After reading the first hint about finding a multiple of $p$, I immediately knew how the end of the problem would look once I had that multiple. If we can find a multiple of $p$ such as $a\ast p$ for some positive integer $a>1$ and $gcd(a,q)=1$, then we can do $gcd(a\ast p,n)=gcd(a\ast p,p\ast q)$ to give us $p$ (because the only shared factor between $a\ast p$ and $p\ast q$ should be $p$). Once we have $p$, we can just do $n/p$ to find $q$ and completely factorize $n$. Given the factorization of $n$, we can calculate the decryption exponent $d$ and then decrypt $c$ by doing $c^{d}modn$. So knowing that, I began looking at ways to create a multiple of $p$ using Fermat’s Little Theorem. Fermat’s Little Theorem is $a^{p-1}\equiv 1\left(\mathrm{mod}p\right)$, and from here I immediately realized $a^{p-1}-1$ is a multiple of $p$. While I couldn’t come up with this exact equation, this general idea was how I came up with the solution.

Now, we can take the congruence from earlier, $e\ast dp\equiv 1(\mathrm{mod}p-1)$, and rewrite it as $e\ast dp=1+k(p-1)$ for some integer $k$. After looking at this, I saw a way we might be able to get a $(p-1)$ into the exponent of an equation so that we could apply Fermat’s Little Theorem to it. If we raise some integer $a$ to $e\ast dp$, we would have

$$a^{e\ast dp}=a^{1+k(p-1)}=a^1\ast a^{k(p-1)}=a(a^k{)}^{p-1}$$

If we take this value $modp$, then we can apply Fermat’s Little Theorem to it: $a(a^k{)}^{p-1}\equiv a(\mathrm{mod}p)$. Since we started with $a^{e\ast dp}$ on the left hand side of our original congruence and we’re left with $a$ on the right hand side, we now know that $a^{e\ast dp}\equiv a\left(\mathrm{mod}p\right)$. We can rewrite that as $a^{e\ast dp}-a\equiv 0\left(\mathrm{mod}p\right)$. The right hand side of this congruence is zero, which means the value on the left hand side is a multiple of $p$. Furthermore, all the values on the left hand side of the congruence are known, except for $a$, but since $a$ is any integer greater than one, we can choose anything we want, like two. Thus, $2^{e\ast dp}-2$ is a multiple of $p$.
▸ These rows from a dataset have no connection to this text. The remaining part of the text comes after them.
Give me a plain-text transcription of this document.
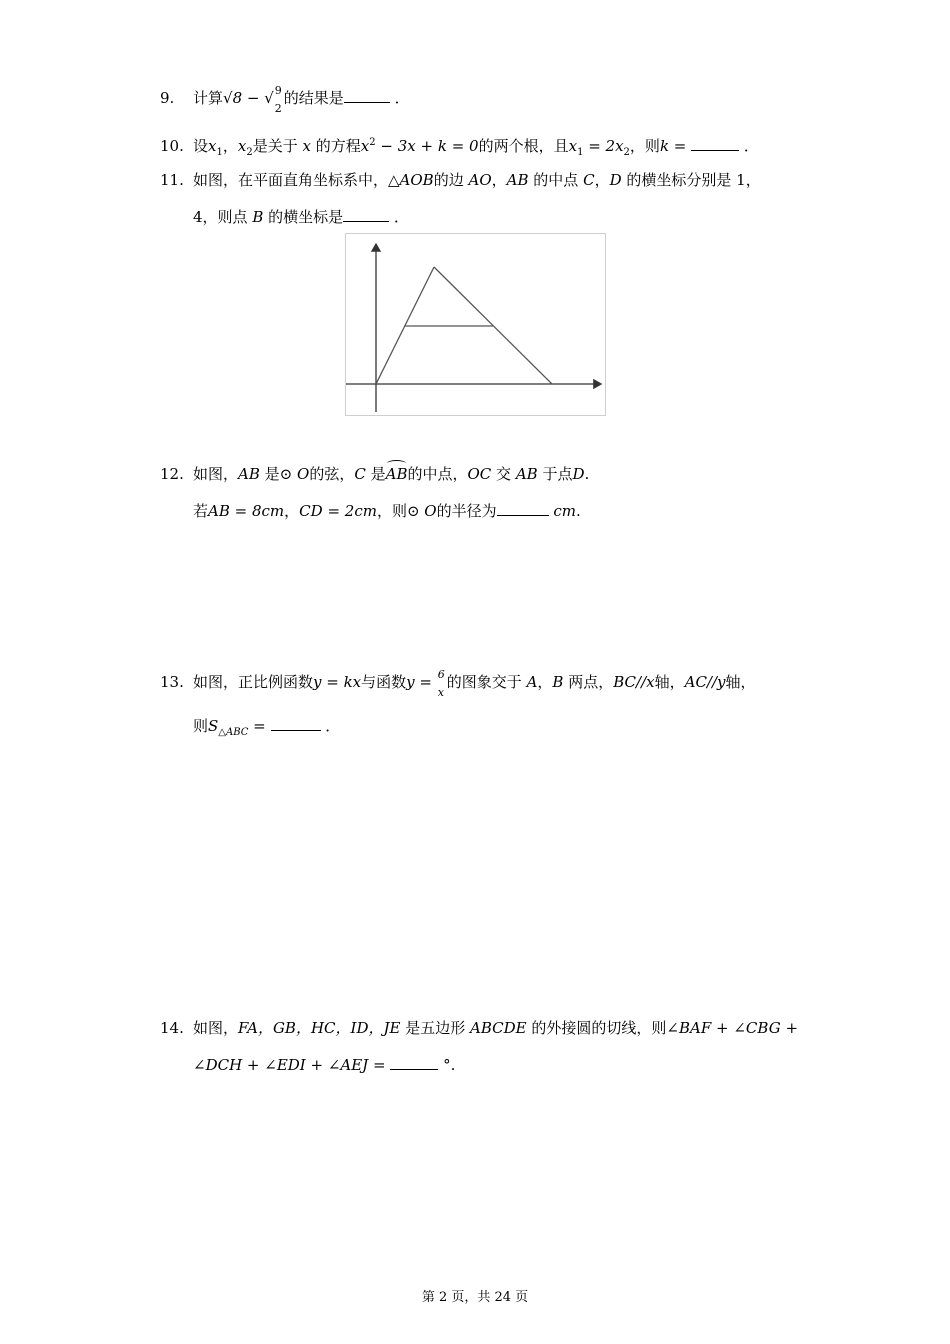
9. 计算√8 − √ 9
2
的结果是	．
10. 设$x_1$，$x_2$是关于 x 的方程$x^2 - 3x + k = 0$的两个根，且$x_1 = 2x_2$，则k =	．
11. 如图，在平面直角坐标系中，△AOB的边 AO，AB 的中点 C，D 的横坐标分别是 1，
4，则点 B 的横坐标是	．
12. 如图，AB 是⊙ O的弦，C 是AB的中点，OC 交 AB 于点D.
若AB = 8cm，CD = 2cm，则⊙ O的半径为	cm.
13. 如图，正比例函数y = kx与函数y = 6
x
的图象交于 A，B 两点，BC//x轴，AC//y轴，
则$S_{\triangle ABC}$ =	．
14. 如图，FA，GB，HC，ID，JE 是五边形 ABCDE 的外接圆的切线，则∠BAF + ∠CBG +
∠DCH + ∠EDI + ∠AEJ =	°.
第 2 页，共 24 页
The only remaining problem here is if you plug $2^{e\ast dp}$ into Sage or any other library, it probably won’t be able to compute it because of how large the exponent is. Luckily, $2^{e\ast dp}modn$ is also a multiple of $p$, and we can use that instead. To see why, we can take the congruence $a\ast p\equiv 0\left(\mathrm{mod}p\right)$ (for some integer $a$) and subtract $b\ast n$ (for some positive integer $b$) from the left side (which is the same as doing $\left(\mathrm{mod}n\right)$), and we get

$$a\ast p-b\ast n=a\ast p-b(p\ast q)=p(a-b\ast q)\equiv 0\left(\mathrm{mod}p\right)$$

So taking our original expression $modn$ preserves the factor of $p$ in the expression, so it’s still a multiple of p.

Thus, we can solve the problem in Sage as follows (note that the casts to ints are important in Sage):

sage: p = int(gcd(pow(2, e * dp, n) - 2, n)); p
21882732364928750538091629675163778162621616902577425071608324988253617272412493782388559800841168348434069674472295196720416514385081750301694228136439127L
sage: q = n / p; q
25202744211817605397350328299983891415826580931890036611534540754079335081397262505214808536988764318124618606869256238502481259725033526700937302921554819
sage: d = inverse_mod(e, (p - 1) * (q - 1)); d
34535852054054036966438766862479690531423485306052207066429233618369989635295667617805286621954413815434184971237695876059539855286069206342240686777680920609564888947098210601853114202918429853613788197596527012265264741745540817155411813474104528185518260915438910819103674793733905258024133003488830258529
sage: m = int(pow(c, d, n)); m
3670434958110785066911905751469631231338751225710158680692616521935747246580686931770254296884504612059517L
sage: hex(m)[2:-1].decode('hex')
'flag{wow_leaking_dp_breaks_rsa?_44704215209}'

And indeed, leaking $dp$ breaks RSA. Definitely a very fun problem.